Il est tout à fait sensible, je pense, à tous, que ce que je vous montre ici cette année est quelque chose qui peut se situer entre ce qu’on peut appe­ler une éthique freudienne et une esthétique freudienne. L’éthique freu­dienne est là pour autant qu’elle nous montre qu’une des phases de la fonction de l’éthique – et il est bien étonnant qu’on ne l’accentue plus, alors que d’un autre côté cela court la place psychanalytique, ce dont parle toujours Jones, cette complaisance morale – est en quelque sorte ce par quoi l’éthique nous rend inaccessible cette Chose qui l’est d’ores et déjà. J’essaie aujourd’hui de vous montrer, sur la voie d’une esthétique freudienne au sens le plus large du terme esthétique, c’est-à-dire l’analyse de toute économie à proprement parler des signifiants, que l’esthétique freudienne nous la montre, cette Chose, inaccessible.

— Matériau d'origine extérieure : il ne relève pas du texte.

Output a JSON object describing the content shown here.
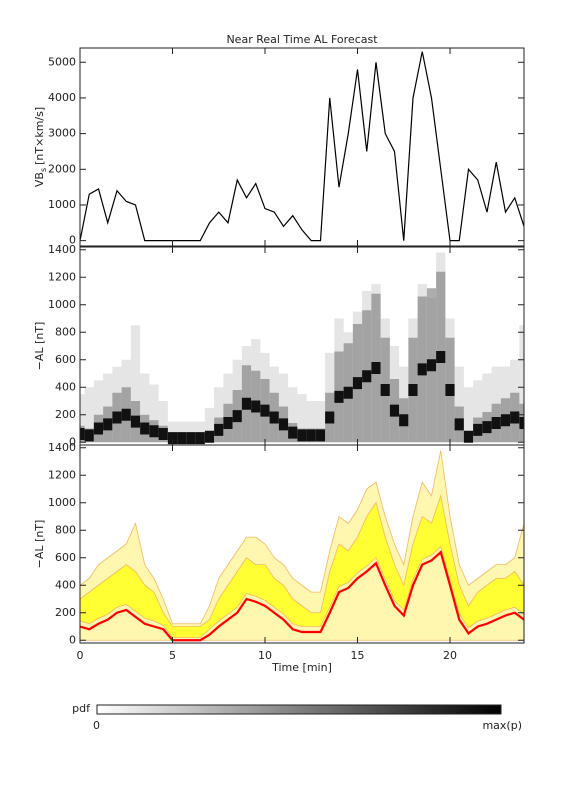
{
  "chart_data": {
    "type": "multi-panel",
    "title": "Near Real Time AL Forecast",
    "xlabel": "Time [min]",
    "xlim": [
      0,
      24
    ],
    "xticks": [
      0,
      5,
      10,
      15,
      20
    ],
    "x": [
      0,
      0.5,
      1,
      1.5,
      2,
      2.5,
      3,
      3.5,
      4,
      4.5,
      5,
      5.5,
      6,
      6.5,
      7,
      7.5,
      8,
      8.5,
      9,
      9.5,
      10,
      10.5,
      11,
      11.5,
      12,
      12.5,
      13,
      13.5,
      14,
      14.5,
      15,
      15.5,
      16,
      16.5,
      17,
      17.5,
      18,
      18.5,
      19,
      19.5,
      20,
      20.5,
      21,
      21.5,
      22,
      22.5,
      23,
      23.5,
      24
    ],
    "panels": [
      {
        "type": "line",
        "ylabel": "VB",
        "ylabel_sub": "s",
        "ylabel_unit": "[nT×km/s]",
        "ylim": [
          -150,
          5400
        ],
        "yticks": [
          0,
          1000,
          2000,
          3000,
          4000,
          5000
        ],
        "color": "#000000",
        "values": [
          0,
          1300,
          1450,
          500,
          1400,
          1100,
          1000,
          0,
          0,
          0,
          0,
          0,
          0,
          0,
          500,
          800,
          500,
          1700,
          1200,
          1600,
          900,
          800,
          400,
          700,
          300,
          0,
          0,
          4000,
          1500,
          3000,
          4800,
          2500,
          5000,
          3000,
          2500,
          0,
          4000,
          5300,
          4000,
          2000,
          0,
          0,
          2000,
          1700,
          800,
          2200,
          800,
          1200,
          400
        ]
      },
      {
        "type": "heatmap",
        "ylabel": "−AL [nT]",
        "ylim": [
          -20,
          1420
        ],
        "yticks": [
          0,
          200,
          400,
          600,
          800,
          1000,
          1200,
          1400
        ],
        "peak": [
          60,
          50,
          100,
          130,
          180,
          200,
          150,
          100,
          80,
          60,
          30,
          30,
          30,
          30,
          40,
          90,
          140,
          190,
          280,
          260,
          230,
          180,
          130,
          70,
          50,
          50,
          50,
          180,
          330,
          360,
          430,
          480,
          540,
          380,
          230,
          160,
          380,
          530,
          560,
          620,
          380,
          130,
          40,
          90,
          110,
          140,
          160,
          180,
          140
        ],
        "extent": [
          350,
          400,
          450,
          500,
          550,
          600,
          850,
          500,
          420,
          300,
          150,
          150,
          150,
          150,
          250,
          400,
          500,
          600,
          700,
          750,
          650,
          550,
          500,
          400,
          350,
          300,
          300,
          650,
          900,
          800,
          950,
          1100,
          1150,
          900,
          700,
          550,
          900,
          1150,
          1050,
          1380,
          900,
          550,
          400,
          450,
          500,
          550,
          550,
          600,
          850
        ]
      },
      {
        "type": "band",
        "ylabel": "−AL [nT]",
        "ylim": [
          -20,
          1420
        ],
        "yticks": [
          0,
          200,
          400,
          600,
          800,
          1000,
          1200,
          1400
        ],
        "outer_color": "#fff6b0",
        "outer_edge": "#f4b860",
        "band_color": "#ffff33",
        "median_color": "#ff0000",
        "outer_high": [
          400,
          450,
          550,
          600,
          650,
          700,
          850,
          550,
          450,
          300,
          120,
          120,
          120,
          120,
          250,
          450,
          550,
          650,
          750,
          750,
          700,
          600,
          550,
          450,
          400,
          350,
          350,
          650,
          900,
          850,
          950,
          1100,
          1150,
          900,
          700,
          550,
          900,
          1150,
          1050,
          1380,
          900,
          550,
          400,
          450,
          500,
          550,
          550,
          600,
          850
        ],
        "band_high": [
          300,
          350,
          400,
          450,
          500,
          550,
          500,
          400,
          350,
          200,
          100,
          100,
          100,
          100,
          150,
          300,
          400,
          500,
          600,
          550,
          550,
          450,
          400,
          300,
          250,
          200,
          200,
          500,
          700,
          650,
          750,
          900,
          1000,
          750,
          550,
          400,
          700,
          900,
          850,
          1050,
          700,
          400,
          250,
          350,
          400,
          450,
          450,
          500,
          400
        ],
        "band_low": [
          140,
          120,
          160,
          190,
          240,
          260,
          210,
          160,
          140,
          110,
          20,
          20,
          20,
          20,
          80,
          140,
          190,
          240,
          340,
          320,
          290,
          240,
          190,
          120,
          100,
          100,
          100,
          240,
          390,
          420,
          490,
          540,
          600,
          440,
          290,
          220,
          440,
          590,
          620,
          680,
          440,
          190,
          90,
          140,
          160,
          190,
          220,
          240,
          190
        ],
        "median": [
          100,
          80,
          120,
          150,
          200,
          220,
          170,
          120,
          100,
          80,
          0,
          0,
          0,
          0,
          40,
          100,
          150,
          200,
          300,
          280,
          250,
          200,
          150,
          80,
          60,
          60,
          60,
          200,
          350,
          380,
          450,
          500,
          560,
          400,
          250,
          180,
          400,
          550,
          580,
          640,
          400,
          150,
          50,
          100,
          120,
          150,
          180,
          200,
          150
        ]
      }
    ],
    "colorbar": {
      "label": "pdf",
      "min_label": "0",
      "max_label": "max(p)"
    }
  }
}
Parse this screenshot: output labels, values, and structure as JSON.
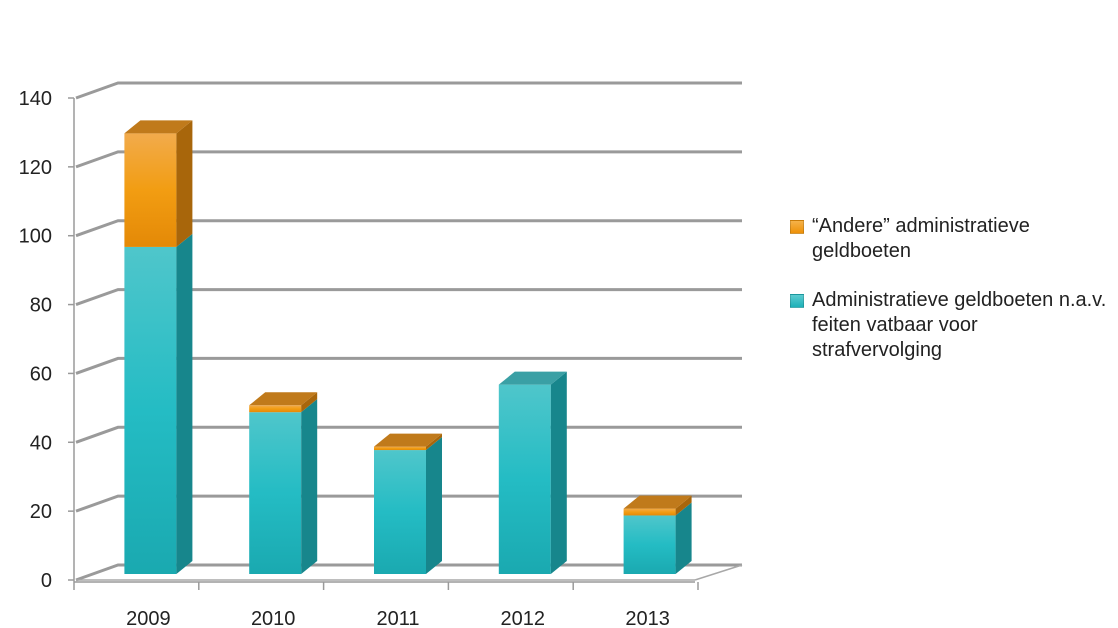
{
  "chart_data": {
    "type": "bar",
    "stacked": true,
    "three_d": true,
    "categories": [
      "2009",
      "2010",
      "2011",
      "2012",
      "2013"
    ],
    "series": [
      {
        "name": "Administratieve geldboeten n.a.v. feiten vatbaar voor strafvervolging",
        "color": "#20b8bf",
        "values": [
          95,
          47,
          36,
          55,
          17
        ]
      },
      {
        "name": "“Andere” administratieve geldboeten",
        "color": "#f39a12",
        "values": [
          33,
          2,
          1,
          0,
          2
        ]
      }
    ],
    "ylim": [
      0,
      140
    ],
    "yticks": [
      "0",
      "20",
      "40",
      "60",
      "80",
      "100",
      "120",
      "140"
    ],
    "grid": true,
    "legend_position": "right"
  }
}
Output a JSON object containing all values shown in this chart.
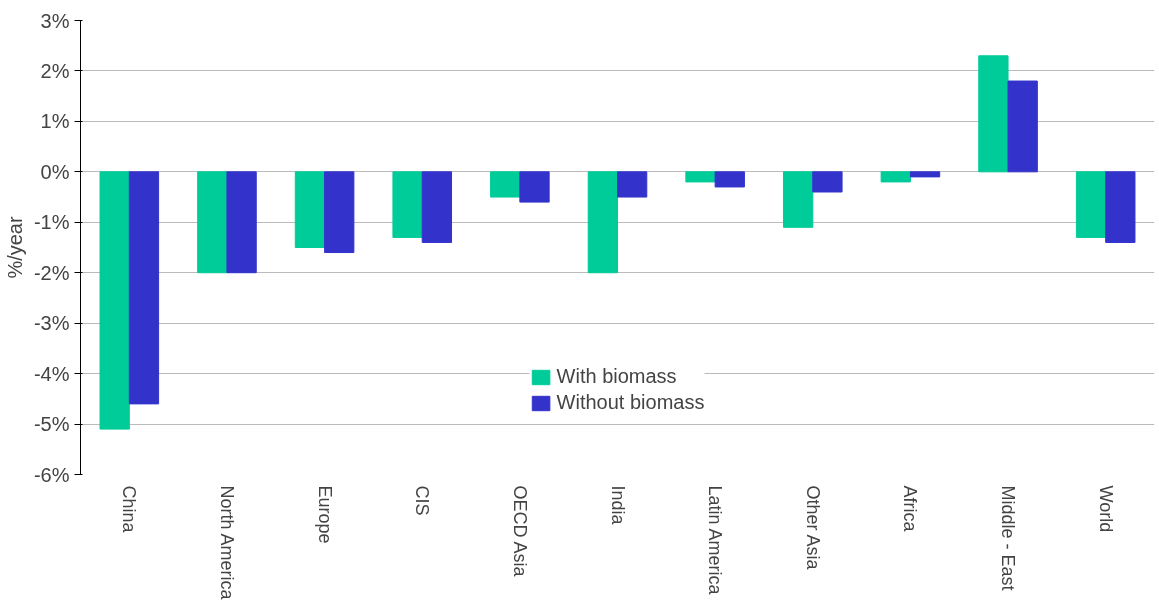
{
  "chart_data": {
    "type": "bar",
    "ylabel": "%/year",
    "categories": [
      "China",
      "North America",
      "Europe",
      "CIS",
      "OECD Asia",
      "India",
      "Latin America",
      "Other Asia",
      "Africa",
      "Middle - East",
      "World"
    ],
    "series": [
      {
        "name": "With biomass",
        "color": "#00cc99",
        "values": [
          -5.1,
          -2.0,
          -1.5,
          -1.3,
          -0.5,
          -2.0,
          -0.2,
          -1.1,
          -0.2,
          2.3,
          -1.3
        ]
      },
      {
        "name": "Without biomass",
        "color": "#3333cc",
        "values": [
          -4.6,
          -2.0,
          -1.6,
          -1.4,
          -0.6,
          -0.5,
          -0.3,
          -0.4,
          -0.1,
          1.8,
          -1.4
        ]
      }
    ],
    "ylim": [
      -6,
      3
    ],
    "yticks": [
      {
        "value": 3,
        "label": "3%"
      },
      {
        "value": 2,
        "label": "2%"
      },
      {
        "value": 1,
        "label": "1%"
      },
      {
        "value": 0,
        "label": "0%"
      },
      {
        "value": -1,
        "label": "-1%"
      },
      {
        "value": -2,
        "label": "-2%"
      },
      {
        "value": -3,
        "label": "-3%"
      },
      {
        "value": -4,
        "label": "-4%"
      },
      {
        "value": -5,
        "label": "-5%"
      },
      {
        "value": -6,
        "label": "-6%"
      }
    ],
    "grid": "y",
    "legend": "bottom"
  }
}
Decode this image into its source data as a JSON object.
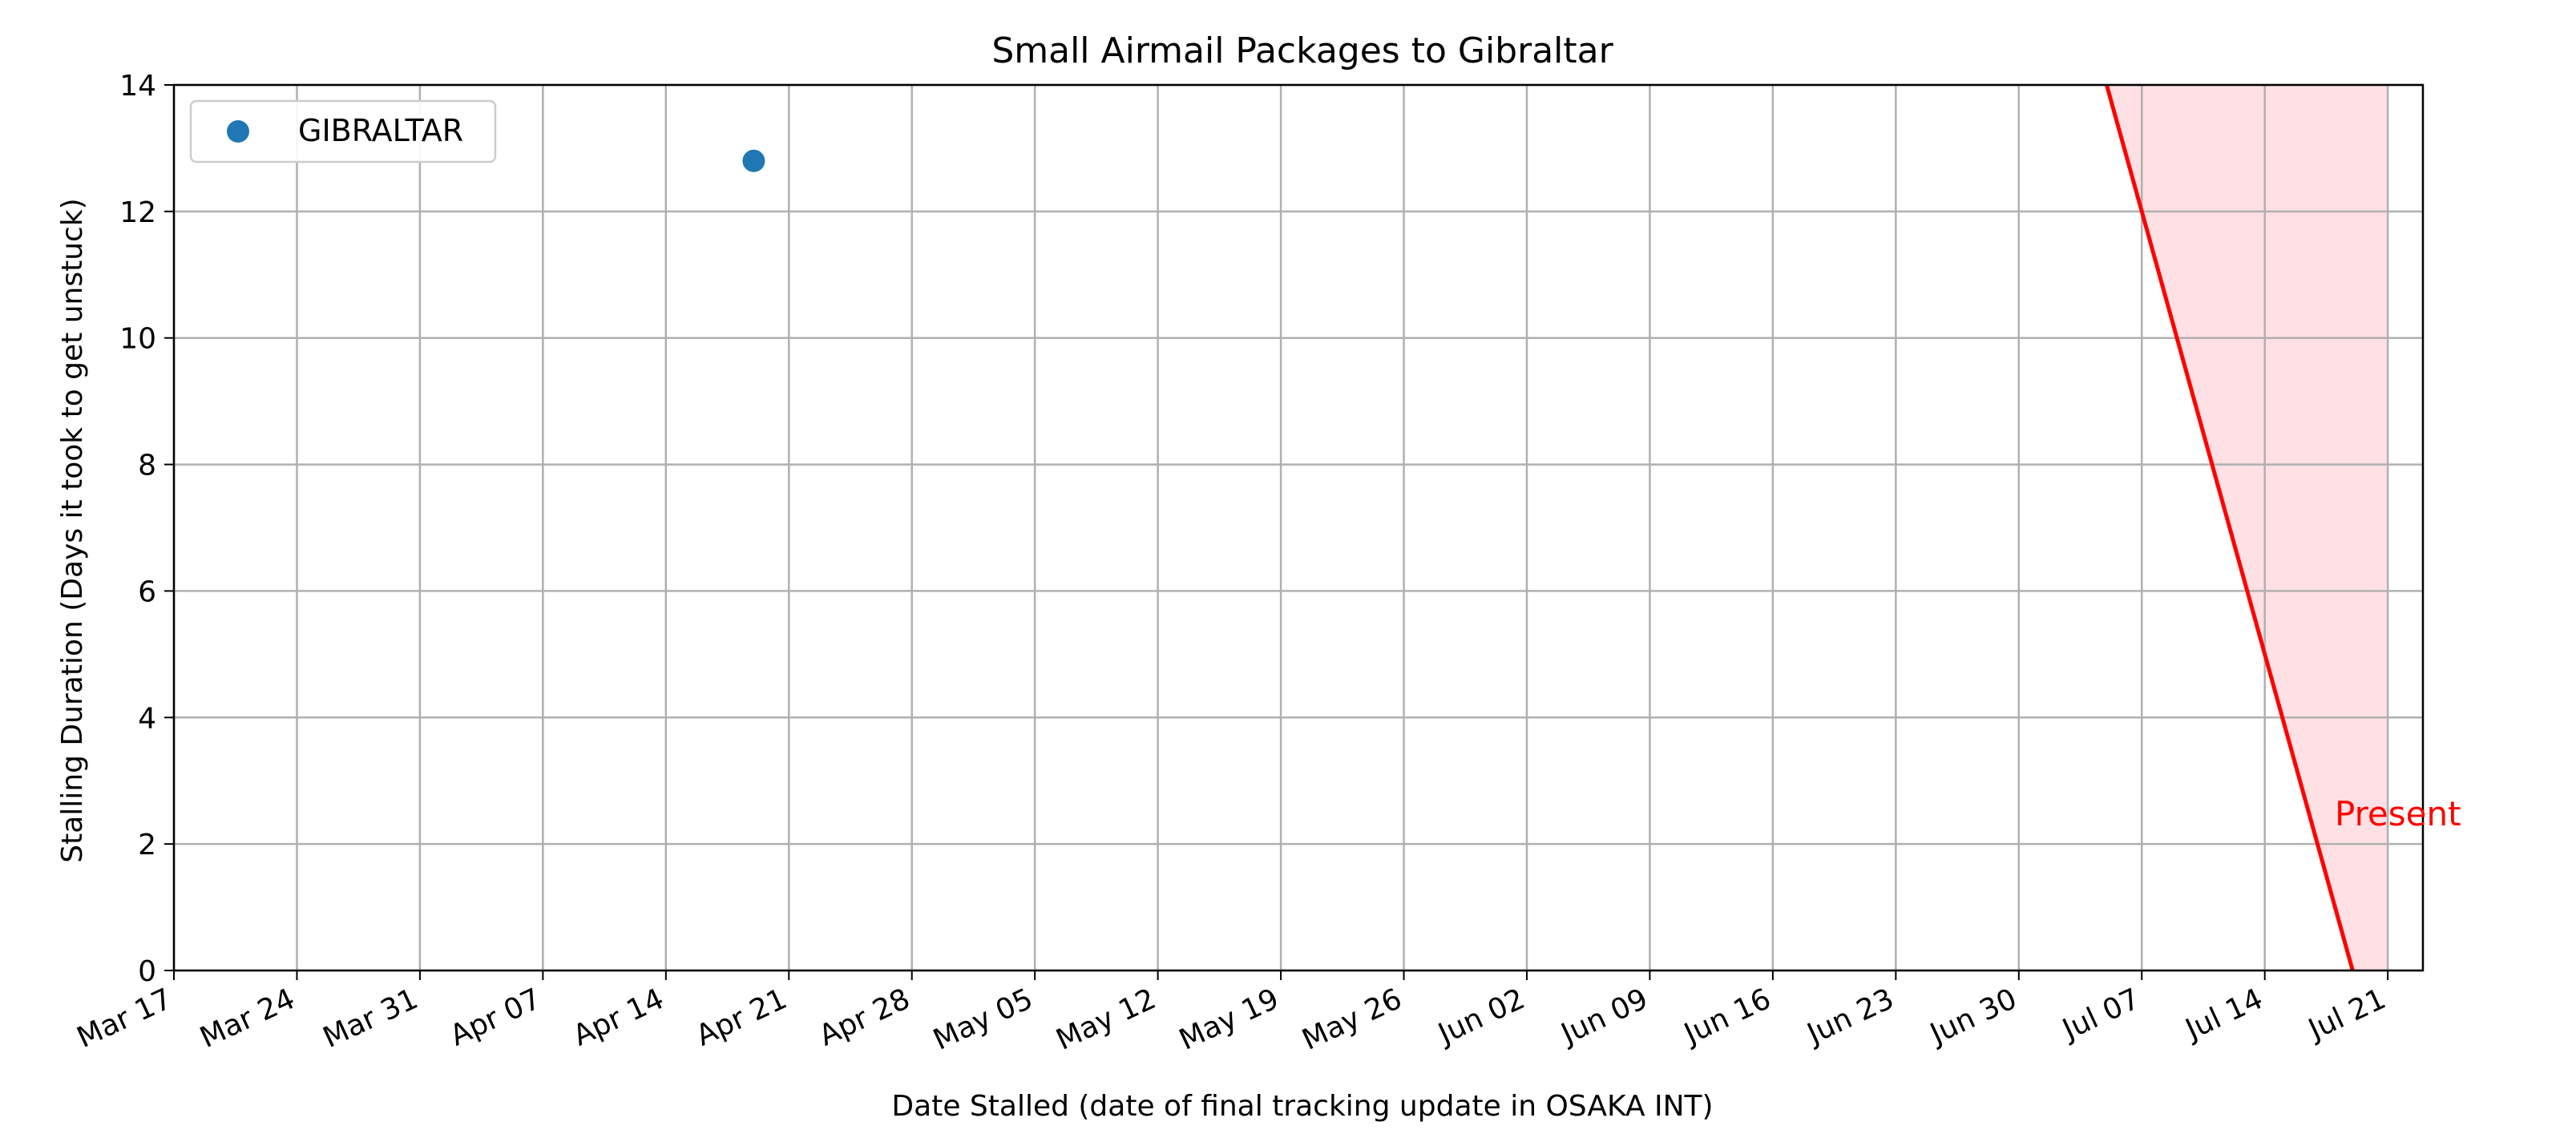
{
  "chart_data": {
    "type": "scatter",
    "title": "Small Airmail Packages to Gibraltar",
    "xlabel": "Date Stalled (date of final tracking update in OSAKA INT)",
    "ylabel": "Stalling Duration (Days it took to get unstuck)",
    "x_ticks": [
      "Mar 17",
      "Mar 24",
      "Mar 31",
      "Apr 07",
      "Apr 14",
      "Apr 21",
      "Apr 28",
      "May 05",
      "May 12",
      "May 19",
      "May 26",
      "Jun 02",
      "Jun 09",
      "Jun 16",
      "Jun 23",
      "Jun 30",
      "Jul 07",
      "Jul 14",
      "Jul 21"
    ],
    "y_ticks": [
      "0",
      "2",
      "4",
      "6",
      "8",
      "10",
      "12",
      "14"
    ],
    "xlim": [
      "2024-03-17",
      "2024-07-23"
    ],
    "ylim": [
      0,
      14
    ],
    "grid": true,
    "legend": {
      "position": "top-left",
      "entries": [
        "GIBRALTAR"
      ]
    },
    "series": [
      {
        "name": "GIBRALTAR",
        "color": "#1f77b4",
        "points": [
          {
            "x": "2024-04-19",
            "y": 12.8
          }
        ]
      }
    ],
    "present_line": {
      "label": "Present",
      "color": "#ff0000",
      "fill_color": "#ffe0e4",
      "from": {
        "x": "2024-07-05",
        "y": 14
      },
      "to": {
        "x": "2024-07-19",
        "y": 0
      },
      "shade_until": "2024-07-21"
    }
  }
}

Et c’est bien là quelque chose qui est tout à fait essentiel à mettre au départ du problème pour essayer d’en articuler les conséquences. C’est dans ces conséquences, en particulier, que se situe le problème de l’idéa­lisation. Ce quelque chose que vous avez vu s’ébaucher la dernière fois autour de la sublimation de la morale courtoise, c’est quoi ? Le surgisse­ment du type idéal. Et on pourra introduire un mot qui aura toute la por­tée dans ce que nous dirons par la suite. Il y a un certain style d’honnêteté pour autant que, dans l’ordre de l’éthique, nous faisons la distinction à ces trois niveaux déjà sensibles dans toute la méditation des Anciens et dont un passage du De officiis, que je vous communiquerai ultérieurement, nous parle, entre les trois niveaux du problème éthique, le summum bonum, avec ce problème de savoir si ce summum bonum doit être arti­culé suivant l’honestas, comme étant l’honnête homme, qui doit être articulé comme une certaine organisation, un certain style de vie qui se situe justement en fonction de ce quelque chose qui est la sublimation initiale, et l’utilitas d’autre part, c’est-à-dire ce qui a été articulé comme la base et le fondement de l’utilitarisme, c’est-à-dire ce par quoi j’ai commencé à poser le problème éthique cette année et à quoi nous serons ramenés à la suite. Et nous montrerons ce qui est véritablement l’essence de l’utilita­risme. Vous le verrez, il y a là des perspectives qui peuvent bien être dites ici dès maintenant.